Ответом мне был глухой голос:

— Ничего.

— Прямо-таки ничего? Что произошло, Саки?

Я на мгновение перенёсся на несколько минут назад, когда вошёл в квартиру. С покрасневшим лицом, с красными глазами. Другими словами, до моего прихода она плакала, причём пустила не две-три слезы, раз глаза уже сухие, а признаки не прошли.

Пришлось отложить ужин во имя новоиспечённой глупой матери, которую будет успокаивать такой же не очень умный парень, который сам из себя ничего не представляет. Две беды нашли друг друга, называется.

— Саки, что случилось? Тебе кто-то что-то сделал плохое? — тихо, но мягко спросил я, насколько это было возможно с моим хриплым голосом.

— Если да, то что ты сделаешь? Застрелишь их? — пробормотала она.

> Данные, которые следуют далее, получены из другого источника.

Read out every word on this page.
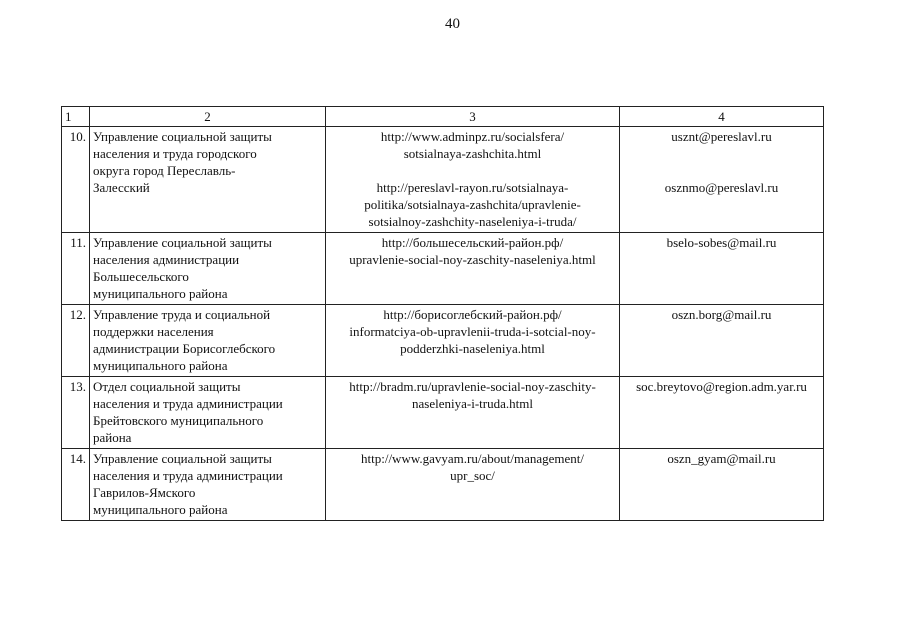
40
1	2	3	4
10.	Управление социальной защиты
населения и труда городского
округа город Переславль-
Залесский	http://www.adminpz.ru/socialsfera/
sotsialnaya-zashchita.html
http://pereslavl-rayon.ru/sotsialnaya-
politika/sotsialnaya-zashchita/upravlenie-
sotsialnoy-zashchity-naseleniya-i-truda/	usznt@pereslavl.ru
osznmo@pereslavl.ru

11.	Управление социальной защиты
населения администрации
Большесельского
муниципального района	http://большесельский-район.рф/
upravlenie-social-noy-zaschity-naseleniya.html	bselo-sobes@mail.ru

12.	Управление труда и социальной
поддержки населения
администрации Борисоглебского
муниципального района	http://борисоглебский-район.рф/
informatciya-ob-upravlenii-truda-i-sotcial-noy-
podderzhki-naseleniya.html	oszn.borg@mail.ru

13.	Отдел социальной защиты
населения и труда администрации
Брейтовского муниципального
района	http://bradm.ru/upravlenie-social-noy-zaschity-
naseleniya-i-truda.html	soc.breytovo@region.adm.yar.ru

14.	Управление социальной защиты
населения и труда администрации
Гаврилов-Ямского
муниципального района	http://www.gavyam.ru/about/management/
upr_soc/	oszn_gyam@mail.ru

— Ну, до радикализма мы опускаться не будем пока. Просто хочу узнать, что стряслось.

— Тебе разве не наплевать? — проскочили в её голосе гневные нотки.

— Нет, — покачал я головой. — Было бы наплевать, не пустил бы тебя сюда.

Саки промолчала, прижав к себе свёрток, и, тихо плача, роняла слёзы на одеяло.

— Мне сказали, что лучше бы такая, как я, сделала аборт, — пробормотала она наконец. — Что не мучила бы ни себя, ни ребёнка, не плодила бездомных, которые никому не нужны. Они смотрели на меня, как… как смотрели на меня клиенты, только без вожделения. С презрением. Просто… может они и правы? Как прав и ты?

— Прав насчёт чего?

— Насчёт того, что я буду плохой матерью, — ответила Саки.

— Ладно тебе, — подсел я рядом и приобнял её за плечи. — Я не говорил тебе, что ты плохая мать. Просто сказал, что всё зависит от тебя. Так что это всё ерунда. Пусть они говорят что угодно, но ни один из них не знает тебя. Не знает, что ты пережила и прошла.

— Наркотики, беспорядочный секс за деньги и гулянки. Это не то, чем гордятся, Томми.

— Ты отказалась от наркотиков.

— Деньги кончились.

— И ты выбрала не золотую дозу, а продолжить жить, — приобнял я её.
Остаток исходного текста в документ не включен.